I’m glad you’re joining me for the third and final article in a series on bladder control problems. Today we’ll focus on long-term care residents who experience incontinence.
While bladder incontinence is very common in the long-term care setting, it’s often preventable and treatable. Just like anyone else, our residents deserve a thorough evaluation and treatment of their bladder control concerns. This needs to be a multi-disciplinary approach with input from the resident and/or their decision-maker. Together you’ll develop an individualized plan of care. Residents also deserve the opportunity to see a urologist, geriatrician, specially trained physical therapist, or gynecologist to evaluate and treat the underlying cause of incontinence.
Now let’s look at the 4 major types of bladder incontinence affecting long-term care residents and what we can do to help. I hope you’ll refer back to my previous articles for more information about the definitions and possible causes & treatments of these conditions.
Lifestyle changes often help decrease stress incontinence. This might include developing a plan to control constipation, referral to a dietician for help with reaching a healthy weight, or resources to help a resident stop smoking.
Many long-term care residents are able to do Kegels. These exercises help strengthen the pelvic floor muscles, thereby preventing or decreasing incontinence. Lots of resources are available to help residents learn how to do Kegels. For example, the company that provides incontinence products for our nursing home also produces several educational DVD’s as well as an app to promote pelvic floor exercises.

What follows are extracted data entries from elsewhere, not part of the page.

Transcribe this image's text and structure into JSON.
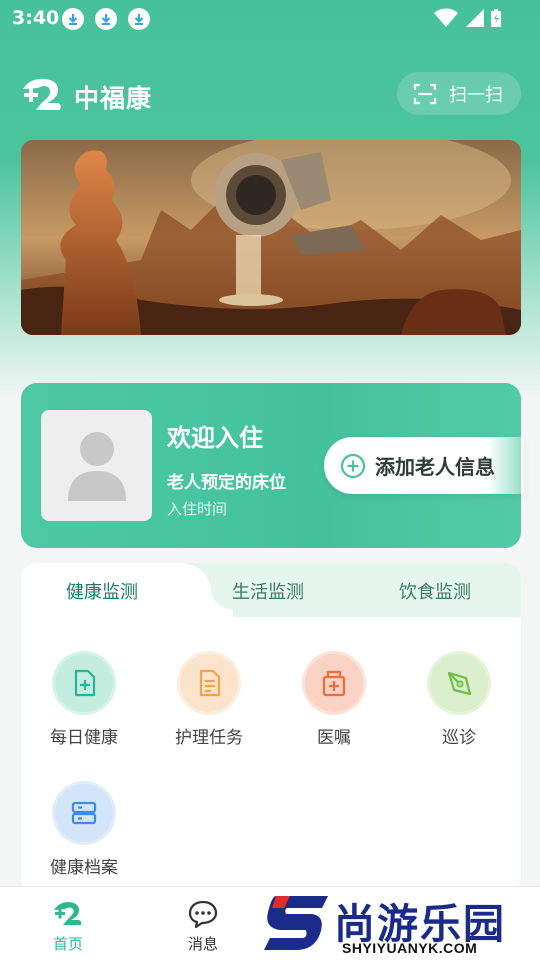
{
  "status_bar": {
    "time": "3:40",
    "download_icons": [
      "download-icon",
      "download-icon",
      "download-icon"
    ],
    "right_icons": [
      "wifi-icon",
      "cell-signal-icon",
      "battery-icon"
    ]
  },
  "header": {
    "title": "中福康",
    "scan_label": "扫一扫"
  },
  "welcome_card": {
    "title": "欢迎入住",
    "bed_label": "老人预定的床位",
    "checkin_label": "入住时间",
    "add_elder_label": "添加老人信息"
  },
  "tabs": [
    {
      "label": "健康监测",
      "active": true
    },
    {
      "label": "生活监测",
      "active": false
    },
    {
      "label": "饮食监测",
      "active": false
    }
  ],
  "features": [
    {
      "label": "每日健康",
      "icon": "health-document-icon",
      "color": "#1fb99a"
    },
    {
      "label": "护理任务",
      "icon": "task-list-icon",
      "color": "#f5a04b"
    },
    {
      "label": "医嘱",
      "icon": "medical-order-icon",
      "color": "#f06a3a"
    },
    {
      "label": "巡诊",
      "icon": "pen-nib-icon",
      "color": "#6fbf47"
    },
    {
      "label": "健康档案",
      "icon": "archive-icon",
      "color": "#3e8be0"
    }
  ],
  "bottom_nav": [
    {
      "label": "首页",
      "active": true,
      "icon": "home-logo-icon"
    },
    {
      "label": "消息",
      "active": false,
      "icon": "message-icon"
    }
  ],
  "watermark": {
    "text": "尚游乐园",
    "url": "SHYIYUANYK.COM"
  },
  "colors": {
    "primary": "#46c29a",
    "tab_bg": "#e5f6ef",
    "active_tab_text": "#1f7e62"
  }
}
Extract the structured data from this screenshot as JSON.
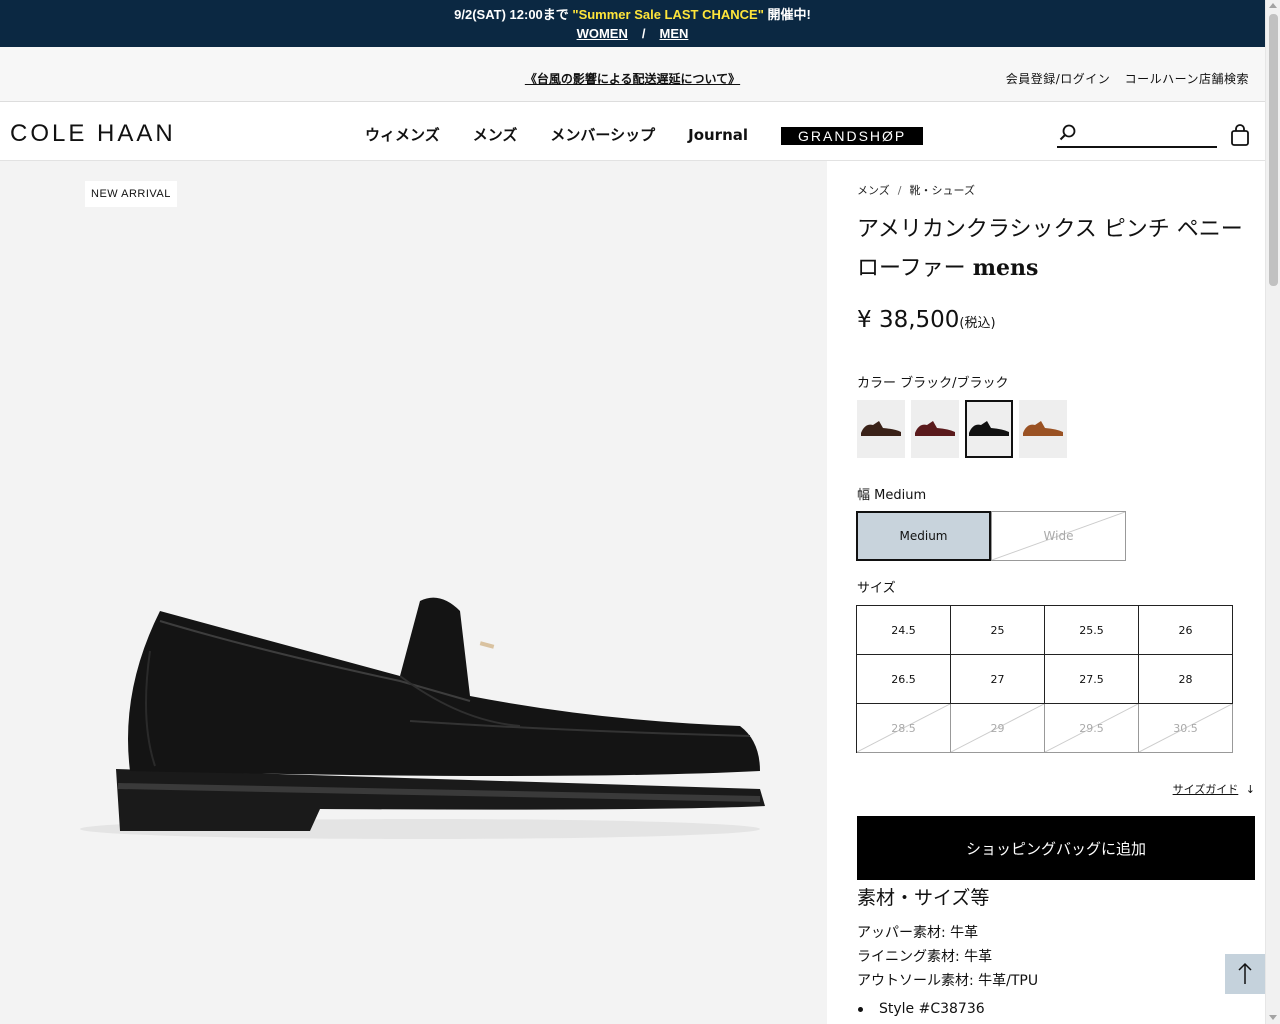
{
  "promo": {
    "pre": "9/2(SAT) 12:00まで ",
    "highlight": "\"Summer Sale LAST CHANCE\"",
    "post": " 開催中!",
    "women": "WOMEN",
    "separator": "/",
    "men": "MEN",
    "highlight_color": "#ffe53a",
    "bg_color": "#0b2842"
  },
  "utility": {
    "notice": "《台風の影響による配送遅延について》",
    "login": "会員登録/ログイン",
    "store_search": "コールハーン店舗検索"
  },
  "header": {
    "logo": "COLE HAAN",
    "nav": [
      "ウィメンズ",
      "メンズ",
      "メンバーシップ",
      "Journal"
    ],
    "grandshop": "GRANDSHØP",
    "search_placeholder": "",
    "search_icon": "search-icon",
    "bag_icon": "shopping-bag-icon"
  },
  "gallery": {
    "badge": "NEW ARRIVAL"
  },
  "product": {
    "breadcrumb": [
      "メンズ",
      "靴・シューズ"
    ],
    "breadcrumb_sep": "/",
    "title_jp": "アメリカンクラシックス ピンチ ペニーローファー",
    "title_en": "mens",
    "price": "¥ 38,500",
    "price_tax": "(税込)",
    "color_label": "カラー ブラック/ブラック",
    "swatches": [
      {
        "name": "dark brown",
        "color": "#3a2218",
        "selected": false
      },
      {
        "name": "burgundy",
        "color": "#5a1a1c",
        "selected": false
      },
      {
        "name": "black",
        "color": "#111111",
        "selected": true
      },
      {
        "name": "tan",
        "color": "#9a5224",
        "selected": false
      }
    ],
    "width_label": "幅 Medium",
    "widths": [
      {
        "label": "Medium",
        "selected": true,
        "available": true
      },
      {
        "label": "Wide",
        "selected": false,
        "available": false
      }
    ],
    "size_label": "サイズ",
    "sizes": [
      {
        "label": "24.5",
        "available": true
      },
      {
        "label": "25",
        "available": true
      },
      {
        "label": "25.5",
        "available": true
      },
      {
        "label": "26",
        "available": true
      },
      {
        "label": "26.5",
        "available": true
      },
      {
        "label": "27",
        "available": true
      },
      {
        "label": "27.5",
        "available": true
      },
      {
        "label": "28",
        "available": true
      },
      {
        "label": "28.5",
        "available": false
      },
      {
        "label": "29",
        "available": false
      },
      {
        "label": "29.5",
        "available": false
      },
      {
        "label": "30.5",
        "available": false
      }
    ],
    "size_guide": "サイズガイド",
    "add_to_bag": "ショッピングバッグに追加",
    "spec_title": "素材・サイズ等",
    "specs": [
      "アッパー素材: 牛革",
      "ライニング素材: 牛革",
      "アウトソール素材: 牛革/TPU"
    ],
    "style": "Style #C38736"
  }
}
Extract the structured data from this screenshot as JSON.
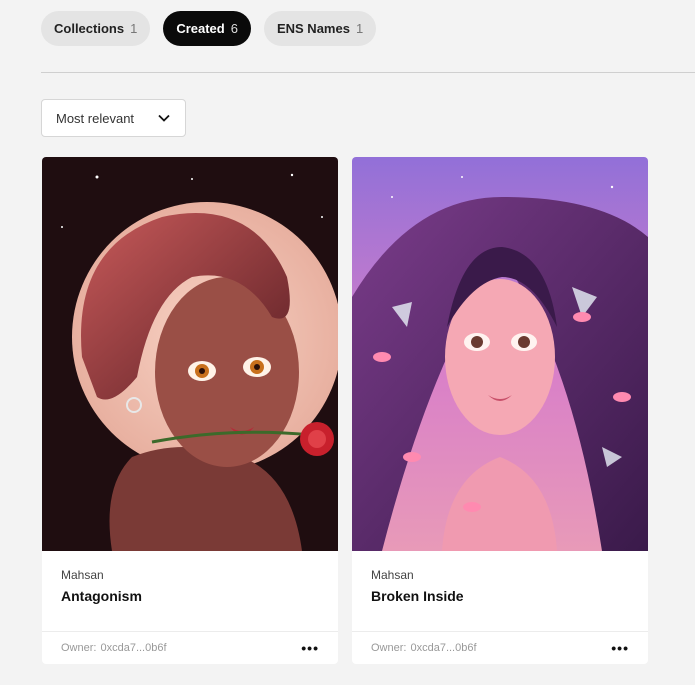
{
  "tabs": [
    {
      "label": "Collections",
      "count": "1"
    },
    {
      "label": "Created",
      "count": "6"
    },
    {
      "label": "ENS Names",
      "count": "1"
    }
  ],
  "sort": {
    "label": "Most relevant"
  },
  "cards": [
    {
      "artist": "Mahsan",
      "title": "Antagonism",
      "owner_label": "Owner:",
      "owner": "0xcda7...0b6f",
      "more": "•••"
    },
    {
      "artist": "Mahsan",
      "title": "Broken Inside",
      "owner_label": "Owner:",
      "owner": "0xcda7...0b6f",
      "more": "•••"
    }
  ],
  "colors": {
    "active_tab": "#0a0a0a",
    "tab": "#e4e4e4",
    "background": "#f3f3f3"
  }
}
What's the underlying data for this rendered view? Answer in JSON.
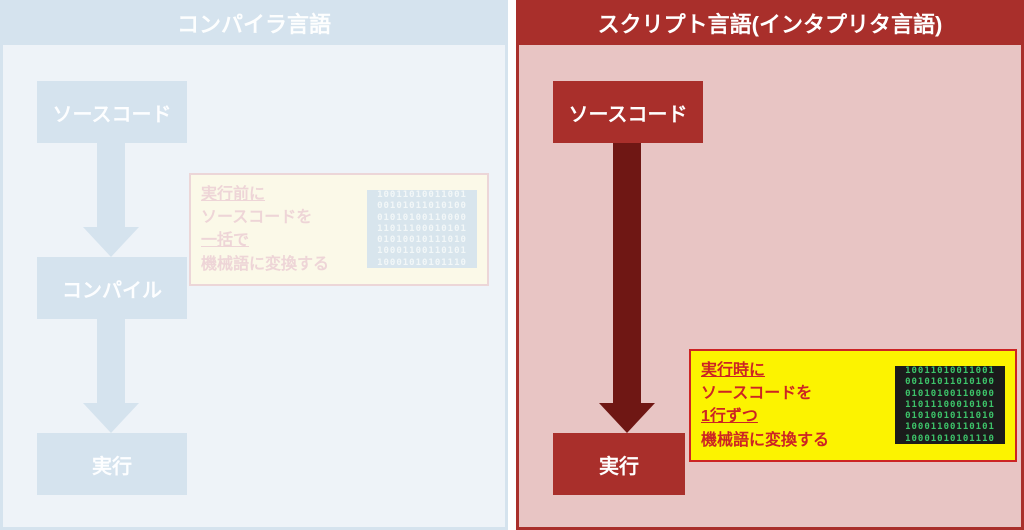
{
  "left": {
    "title": "コンパイラ言語",
    "boxes": {
      "source": "ソースコード",
      "compile": "コンパイル",
      "run": "実行"
    },
    "callout": {
      "line1": "実行前に",
      "line2": "ソースコードを",
      "line3": "一括で",
      "line4": "機械語に変換する"
    }
  },
  "right": {
    "title": "スクリプト言語(インタプリタ言語)",
    "boxes": {
      "source": "ソースコード",
      "run": "実行"
    },
    "callout": {
      "line1": "実行時に",
      "line2": "ソースコードを",
      "line3": "1行ずつ",
      "line4": "機械語に変換する"
    }
  },
  "binary_rows": [
    "10011010011001",
    "00101011010100",
    "01010100110000",
    "11011100010101",
    "01010010111010",
    "10001100110101",
    "10001010101110"
  ]
}
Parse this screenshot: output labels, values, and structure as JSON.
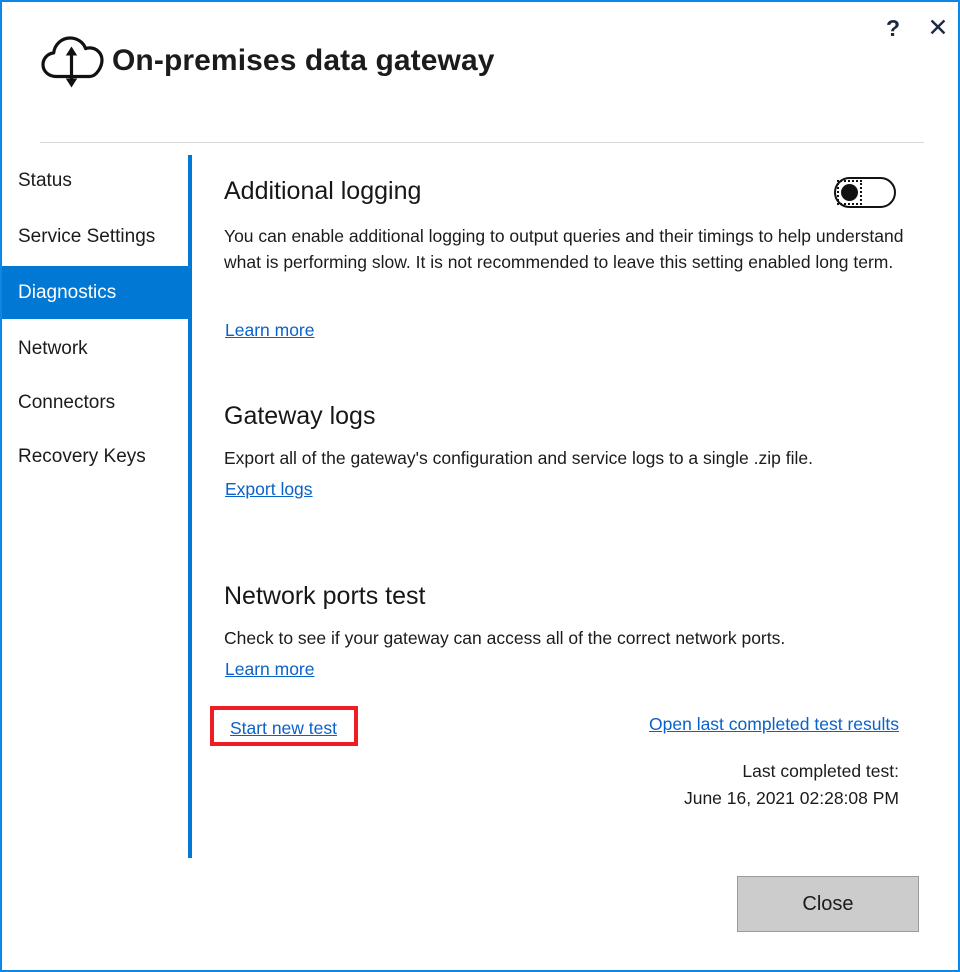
{
  "window": {
    "title": "On-premises data gateway",
    "logo_icon": "cloud-updown-arrow-icon",
    "help_label": "?",
    "close_label": "✕"
  },
  "sidebar": {
    "items": [
      {
        "label": "Status",
        "selected": false
      },
      {
        "label": "Service Settings",
        "selected": false
      },
      {
        "label": "Diagnostics",
        "selected": true
      },
      {
        "label": "Network",
        "selected": false
      },
      {
        "label": "Connectors",
        "selected": false
      },
      {
        "label": "Recovery Keys",
        "selected": false
      }
    ]
  },
  "main": {
    "additional_logging": {
      "heading": "Additional logging",
      "description": "You can enable additional logging to output queries and their timings to help understand what is performing slow. It is not recommended to leave this setting enabled long term.",
      "link_label": "Learn more",
      "toggle_state": "off"
    },
    "gateway_logs": {
      "heading": "Gateway logs",
      "description": "Export all of the gateway's configuration and service logs to a single .zip file.",
      "link_label": "Export logs"
    },
    "network_ports_test": {
      "heading": "Network ports test",
      "description": "Check to see if your gateway can access all of the correct network ports.",
      "link_label": "Learn more",
      "start_test_label": "Start new test",
      "open_results_label": "Open last completed test results",
      "last_test_caption": "Last completed test:",
      "last_test_timestamp": "June 16, 2021 02:28:08 PM"
    }
  },
  "footer": {
    "close_label": "Close"
  },
  "colors": {
    "accent": "#0078d4",
    "window_border": "#0c87e8",
    "link": "#0a62c9",
    "annotation": "#ee1d24",
    "button_face": "#cccccc"
  }
}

When a resident experiences urge incontinence they have a sudden, urgent need to urinate. It’s not that they’re being impatient or they waited too long to use their call light. Your resident must get to the toilet quickly or they’re going to get wet.
A common cause of urge incontinence is a urinary tract infection. Care must be taken to accurately diagnose and treat a UTI. Excessive use of antibiotics often results in bacteria becoming resistant to these medications. Therefore, the best approach is a focus on preventive measures. This includes good handwashing, teaching residents to wipe from front to back after toileting, and encouraging adequate fluid intake. You can find much more information at this site from the Minnesota Department of Health.
While medications are helpful for many people with urge incontinence, they must be used with great caution in elderly people. Side effects may include dizziness, constipation, cardiac changes, and nausea.
A bladder diary is an important tool to treat urge incontinence. This involves recording fluid intake, times and amounts of urine output, and episodes of incontinence. Then a toileting routine is developed to prompt the resident to use the toilet before urgency strikes.
Have you ever had this experience? You just assisted a resident to the toilet and got them settled back into their wheelchair. Five minutes later they want to go again. While this is sometimes related to a cognitive issue, if they have overflow incontinence then they really do need to go again. This is because they weren’t able to completely empty their bladder the first time. A bladder scanner is often used to evaluate this condition. The scanner is a noninvasive tool that measures how much urine is left in the bladder after urinating.
If a resident is incontinent due to a physical problem that makes it difficult for them to use the toilet, there are lots of environmental changes and adaptive equipment options you can try. This includes such things as a raised toilet seat, easy-to-remove clothing, or a night light. The occupational therapy and physical therapy staff at your facility are great resources.
When incontinence is due to a cognitive impairment, there are still many approaches available to help residents remain continent. This might include signage on the bathroom door, a colored toilet lid, or scheduled toileting.
Sadly, there does come a point in some illnesses when incontinence is unavoidable. For example, loss of bladder control is expected in late-stage Alzheimer’s disease. Now the focus turns to the proper use of incontinence products. Here’s where it’s so important to use the correct type and size of products to promote comfort, prevent skin irritation, and maintain the dignity of your residents.
What other approaches do you use to help your residents manage bladder control issues? Please share in the comment section so we can learn from each other!